There is an embedded topical meeting on nuclear nonproliferation at the American Nuclear Society (ANS) conference in Washington, DC this week. A common theme among speakers and attendees is about how effective the nuclear nonproliferation regime has been. The regime includes many measures instituted by countries and international organizations to mitigate the spread of technology and material that can be used for nuclear weapons and to disarm the current fleet of nuclear weapons.

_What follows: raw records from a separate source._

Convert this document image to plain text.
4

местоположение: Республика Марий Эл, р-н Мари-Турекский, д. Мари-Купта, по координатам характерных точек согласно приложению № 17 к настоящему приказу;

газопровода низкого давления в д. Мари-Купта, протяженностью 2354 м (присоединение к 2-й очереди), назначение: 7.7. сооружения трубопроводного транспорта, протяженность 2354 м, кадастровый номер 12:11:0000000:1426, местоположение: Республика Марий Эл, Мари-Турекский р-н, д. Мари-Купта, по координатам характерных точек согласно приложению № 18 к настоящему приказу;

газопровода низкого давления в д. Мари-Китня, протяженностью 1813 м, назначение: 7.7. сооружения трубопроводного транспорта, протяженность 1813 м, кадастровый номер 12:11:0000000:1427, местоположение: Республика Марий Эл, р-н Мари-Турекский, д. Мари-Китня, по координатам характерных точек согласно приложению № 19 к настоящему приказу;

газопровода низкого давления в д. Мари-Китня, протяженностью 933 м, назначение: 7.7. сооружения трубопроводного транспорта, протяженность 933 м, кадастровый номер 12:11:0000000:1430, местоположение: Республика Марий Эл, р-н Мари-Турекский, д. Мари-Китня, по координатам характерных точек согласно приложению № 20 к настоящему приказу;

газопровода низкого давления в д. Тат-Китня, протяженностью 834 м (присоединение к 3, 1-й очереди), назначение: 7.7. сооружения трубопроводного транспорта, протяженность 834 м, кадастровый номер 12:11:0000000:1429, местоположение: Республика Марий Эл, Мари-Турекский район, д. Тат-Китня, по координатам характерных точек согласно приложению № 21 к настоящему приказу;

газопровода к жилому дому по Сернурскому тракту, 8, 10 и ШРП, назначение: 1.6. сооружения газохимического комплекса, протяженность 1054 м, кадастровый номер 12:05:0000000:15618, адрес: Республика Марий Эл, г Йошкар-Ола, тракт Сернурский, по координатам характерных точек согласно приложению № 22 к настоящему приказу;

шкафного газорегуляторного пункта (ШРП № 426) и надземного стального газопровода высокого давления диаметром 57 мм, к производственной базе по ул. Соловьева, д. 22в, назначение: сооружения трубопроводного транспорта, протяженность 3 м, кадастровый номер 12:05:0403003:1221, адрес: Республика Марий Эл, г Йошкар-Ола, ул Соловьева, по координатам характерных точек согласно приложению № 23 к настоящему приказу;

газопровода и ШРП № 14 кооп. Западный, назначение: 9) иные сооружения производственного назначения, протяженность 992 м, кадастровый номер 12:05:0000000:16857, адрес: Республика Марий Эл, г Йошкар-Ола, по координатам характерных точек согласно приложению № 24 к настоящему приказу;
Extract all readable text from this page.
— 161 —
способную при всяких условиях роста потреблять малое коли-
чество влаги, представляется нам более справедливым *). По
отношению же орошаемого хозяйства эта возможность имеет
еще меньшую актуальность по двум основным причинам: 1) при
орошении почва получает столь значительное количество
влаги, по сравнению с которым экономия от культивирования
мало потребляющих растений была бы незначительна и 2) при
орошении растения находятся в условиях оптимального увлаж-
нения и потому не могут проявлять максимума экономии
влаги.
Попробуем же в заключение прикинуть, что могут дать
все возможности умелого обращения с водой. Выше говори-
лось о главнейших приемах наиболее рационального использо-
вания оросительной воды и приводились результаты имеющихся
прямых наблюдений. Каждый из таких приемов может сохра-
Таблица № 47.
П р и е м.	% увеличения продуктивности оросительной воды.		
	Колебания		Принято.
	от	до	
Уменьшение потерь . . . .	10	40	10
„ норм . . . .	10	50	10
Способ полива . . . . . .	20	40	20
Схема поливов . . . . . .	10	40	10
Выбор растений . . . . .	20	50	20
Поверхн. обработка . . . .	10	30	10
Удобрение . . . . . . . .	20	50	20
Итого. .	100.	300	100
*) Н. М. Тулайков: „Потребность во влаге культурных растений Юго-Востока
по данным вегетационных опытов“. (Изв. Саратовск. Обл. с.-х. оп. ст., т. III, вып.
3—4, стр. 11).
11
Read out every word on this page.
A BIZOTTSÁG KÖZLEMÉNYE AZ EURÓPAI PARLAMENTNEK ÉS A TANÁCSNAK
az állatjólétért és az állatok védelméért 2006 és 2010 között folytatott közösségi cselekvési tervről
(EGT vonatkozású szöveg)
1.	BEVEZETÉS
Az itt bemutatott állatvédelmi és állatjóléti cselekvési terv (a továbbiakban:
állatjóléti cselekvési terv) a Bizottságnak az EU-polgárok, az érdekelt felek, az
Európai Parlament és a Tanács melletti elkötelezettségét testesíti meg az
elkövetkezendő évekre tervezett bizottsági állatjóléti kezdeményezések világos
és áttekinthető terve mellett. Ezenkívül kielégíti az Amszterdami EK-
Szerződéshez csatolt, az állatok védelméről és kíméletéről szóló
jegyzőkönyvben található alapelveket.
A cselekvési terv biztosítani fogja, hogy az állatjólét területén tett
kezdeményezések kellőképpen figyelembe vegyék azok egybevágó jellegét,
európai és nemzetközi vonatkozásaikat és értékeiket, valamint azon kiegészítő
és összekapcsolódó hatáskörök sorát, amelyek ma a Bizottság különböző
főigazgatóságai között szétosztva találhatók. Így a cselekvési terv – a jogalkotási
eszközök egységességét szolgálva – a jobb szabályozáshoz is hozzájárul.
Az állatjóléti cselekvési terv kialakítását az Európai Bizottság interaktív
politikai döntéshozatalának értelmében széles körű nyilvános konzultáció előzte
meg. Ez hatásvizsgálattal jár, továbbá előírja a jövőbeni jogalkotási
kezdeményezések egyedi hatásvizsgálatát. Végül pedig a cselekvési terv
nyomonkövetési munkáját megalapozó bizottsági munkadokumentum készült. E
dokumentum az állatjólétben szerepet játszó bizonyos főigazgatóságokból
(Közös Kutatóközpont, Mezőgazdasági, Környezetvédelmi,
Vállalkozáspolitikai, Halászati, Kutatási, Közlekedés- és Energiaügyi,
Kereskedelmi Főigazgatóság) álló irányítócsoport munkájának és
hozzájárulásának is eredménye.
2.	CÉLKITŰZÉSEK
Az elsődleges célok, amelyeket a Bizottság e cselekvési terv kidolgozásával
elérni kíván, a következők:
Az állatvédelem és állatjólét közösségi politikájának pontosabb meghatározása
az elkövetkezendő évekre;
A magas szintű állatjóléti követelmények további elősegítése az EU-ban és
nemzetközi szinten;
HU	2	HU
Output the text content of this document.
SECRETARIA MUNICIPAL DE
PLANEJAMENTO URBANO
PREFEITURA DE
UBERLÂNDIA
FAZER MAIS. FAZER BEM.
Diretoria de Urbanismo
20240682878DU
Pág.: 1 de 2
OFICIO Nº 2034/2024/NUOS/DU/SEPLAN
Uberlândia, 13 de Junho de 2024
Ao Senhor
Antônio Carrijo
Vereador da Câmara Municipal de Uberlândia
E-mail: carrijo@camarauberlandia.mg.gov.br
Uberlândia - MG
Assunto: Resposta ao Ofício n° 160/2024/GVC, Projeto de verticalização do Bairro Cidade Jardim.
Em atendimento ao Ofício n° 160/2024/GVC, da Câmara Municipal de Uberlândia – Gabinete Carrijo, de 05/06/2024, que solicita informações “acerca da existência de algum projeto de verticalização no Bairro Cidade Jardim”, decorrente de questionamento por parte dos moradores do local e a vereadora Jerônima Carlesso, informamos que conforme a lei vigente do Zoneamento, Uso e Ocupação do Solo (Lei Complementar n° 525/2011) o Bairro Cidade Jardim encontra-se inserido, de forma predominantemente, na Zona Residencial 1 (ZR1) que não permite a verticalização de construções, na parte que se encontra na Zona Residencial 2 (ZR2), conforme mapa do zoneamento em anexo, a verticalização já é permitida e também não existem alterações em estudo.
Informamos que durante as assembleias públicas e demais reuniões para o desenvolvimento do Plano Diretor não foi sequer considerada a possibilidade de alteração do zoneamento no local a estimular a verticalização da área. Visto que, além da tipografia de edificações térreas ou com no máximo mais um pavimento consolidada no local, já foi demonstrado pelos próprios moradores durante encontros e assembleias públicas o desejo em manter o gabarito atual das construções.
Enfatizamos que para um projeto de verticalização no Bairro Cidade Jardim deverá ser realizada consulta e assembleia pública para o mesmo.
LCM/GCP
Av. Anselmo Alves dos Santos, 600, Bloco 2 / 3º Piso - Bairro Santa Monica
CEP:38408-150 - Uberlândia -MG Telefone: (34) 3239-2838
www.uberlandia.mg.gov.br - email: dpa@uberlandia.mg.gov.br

The Non-Proliferation Treaty (NPT) is the cornerstone of this regime and signed by 190 countries. President John F. Kennedy said that this treaty was important because he warned that there would be dozens of nuclear weapons states by now. There are currently five countries recognized as "weapons states" by the NPT, including the United States, Russia, China, France, and United Kingdom. There are three countries commonly known to have nuclear weapons, India, Pakistan, and Israel, and they are not signatories to the NPT. Finally, there are a couple of countries that are accused of violating the treaty by attempting to develop nuclear weapons. Therefore, it can be said that the NPT has been successful because there are a total of 8-10 countries that have nuclear weapons, and not dozens, as was predicted in the 1960s.
In the same session, Rose Gottemoeller (Undersecretary for Arms Control and International Security) stated that the Non-Proliferation Treaty has been successful. She also highlighted that disarmament of nuclear weapons between Russia and the United States is moving along. Did you know that about 10% of the total electricity in the United States comes from old Soviet weapons? Russia actually dismantles nuclear weapons and downblends the uranium to a concentration that cannot be used for weapons. This uranium is then sent to the United States and fabricating into fuel for our commercial reactors. The fuel is the same as the regular fuel that is used in reactors, where the uranium is mined from the ground instead of downblended from nuclear weapons.
It seems that the government officials implementing policies and programs (Gottemoeller and Holgate) are more optimistic about the nonproliferation regime than those outside of the government that are advocating for more action (Nunn).
Do you think the nuclear nonproliferation regime is effective?